Third, the split over 1989 reflects a deeper difference in worldview. Even though PO and PiS both have their roots in the anti-communist movements of the 1980s, today they represent different visions of Poland and Europe. Since coming to power in 2015, PiS has countered the mild, pro-European liberalism of the previous, PO-led government with a populist nativism, which echoes that of Viktor Orbán in Hungary. At home, it has presented refugees from the Middle East and gay people as a “threat.” Internationally, it has emphasised “sovereignty,” which has been visible in its more confrontational attitude to Brussels and Berlin. Speaking on stage together in 2016, PiS chairman Kaczyński and Orbán pledged to wage a “cultural counter-revolution” to reform the EU after Brexit.
More fundamentally, PiS has challenged the idea of 1989 as “the end of history.” In his famous article published that year, Francis Fukuyama suggested that the end of the Cold War means “the end point of mankind’s ideological evolution and the universalization of Western liberal democracy as the final form of human government.” In Poland, PiS has rejected this vision of Western liberal democracy as the end-point. Instead, it has been rebuilding the political system on its own terms, which includes a tighter grip on the public media and judges. Economically, PiS has sought to counter the more market-led policies of previous governments with a more statist approach, including an emphasis on social justice. This includes new welfare policies; its flagship programme offers families 500 złoty (€120) per child per month. Mateusz Morawiecki, the prime minister (and a former bank CEO), has described his government’s vision as “a social capitalism, pro-social but also creating good living conditions for entrepreneurs and companies.” According to PiS’s supporters, “liberal-leftists” are to blame for Poland’s and Europe’s problems. Shortly after PiS won the elections in 2015, a government minister told me: “I grew up in a socialist democracy, then we had liberal democracy. Now I just want democracy without adjectives.”

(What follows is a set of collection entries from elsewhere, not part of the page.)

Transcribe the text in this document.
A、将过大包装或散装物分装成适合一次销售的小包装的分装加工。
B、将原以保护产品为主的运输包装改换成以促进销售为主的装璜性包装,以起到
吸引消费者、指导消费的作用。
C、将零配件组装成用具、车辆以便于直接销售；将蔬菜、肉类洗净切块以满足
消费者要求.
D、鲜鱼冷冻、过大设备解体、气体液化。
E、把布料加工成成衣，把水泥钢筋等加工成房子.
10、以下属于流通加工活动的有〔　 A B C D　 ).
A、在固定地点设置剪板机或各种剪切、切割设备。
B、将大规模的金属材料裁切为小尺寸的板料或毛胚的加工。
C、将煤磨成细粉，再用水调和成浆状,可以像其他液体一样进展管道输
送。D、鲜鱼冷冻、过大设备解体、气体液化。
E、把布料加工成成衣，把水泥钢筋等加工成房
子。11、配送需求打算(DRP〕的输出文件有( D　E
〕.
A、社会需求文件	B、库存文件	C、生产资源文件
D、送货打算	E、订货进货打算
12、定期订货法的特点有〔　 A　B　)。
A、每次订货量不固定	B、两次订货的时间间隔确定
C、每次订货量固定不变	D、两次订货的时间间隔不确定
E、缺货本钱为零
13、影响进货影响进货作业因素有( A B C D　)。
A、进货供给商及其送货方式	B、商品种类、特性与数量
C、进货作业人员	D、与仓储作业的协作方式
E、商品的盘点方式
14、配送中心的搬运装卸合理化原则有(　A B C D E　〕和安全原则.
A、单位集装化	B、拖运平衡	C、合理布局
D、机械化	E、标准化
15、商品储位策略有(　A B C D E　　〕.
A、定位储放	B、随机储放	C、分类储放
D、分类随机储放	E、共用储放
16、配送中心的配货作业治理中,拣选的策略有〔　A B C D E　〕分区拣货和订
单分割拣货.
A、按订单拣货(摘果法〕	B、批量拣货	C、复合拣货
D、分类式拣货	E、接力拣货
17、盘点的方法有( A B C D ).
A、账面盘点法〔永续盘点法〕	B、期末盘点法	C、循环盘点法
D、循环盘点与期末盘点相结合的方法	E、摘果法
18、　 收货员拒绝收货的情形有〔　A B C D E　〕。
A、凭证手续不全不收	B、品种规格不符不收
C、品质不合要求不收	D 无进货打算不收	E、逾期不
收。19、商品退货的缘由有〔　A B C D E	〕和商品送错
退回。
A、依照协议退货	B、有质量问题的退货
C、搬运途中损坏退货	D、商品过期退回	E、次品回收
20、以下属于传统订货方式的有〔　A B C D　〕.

As the trajectories of Poland, Hungary and Russia show, 30 years after the end of the Cold War, liberal democracy is not the only game in town. The elections in Poland this autumn will be between its supporters and opponents.
Despite the fraught political situation, limited agreement between Poles about specific events in 1989 may be possible. Almost two-thirds of Poles consider the elections of June 4,1989 a success, according to a recent poll (one-quarter of respondents see them as a failure). Even among PiS voters, the figure is 40 percent, with 40 percent holding the opposite view. Yet as long as there are elections to win, politicians in Poland and beyond will continue to talk past each other and use history for their own purposes—much like the characters in Porumboiu’s film.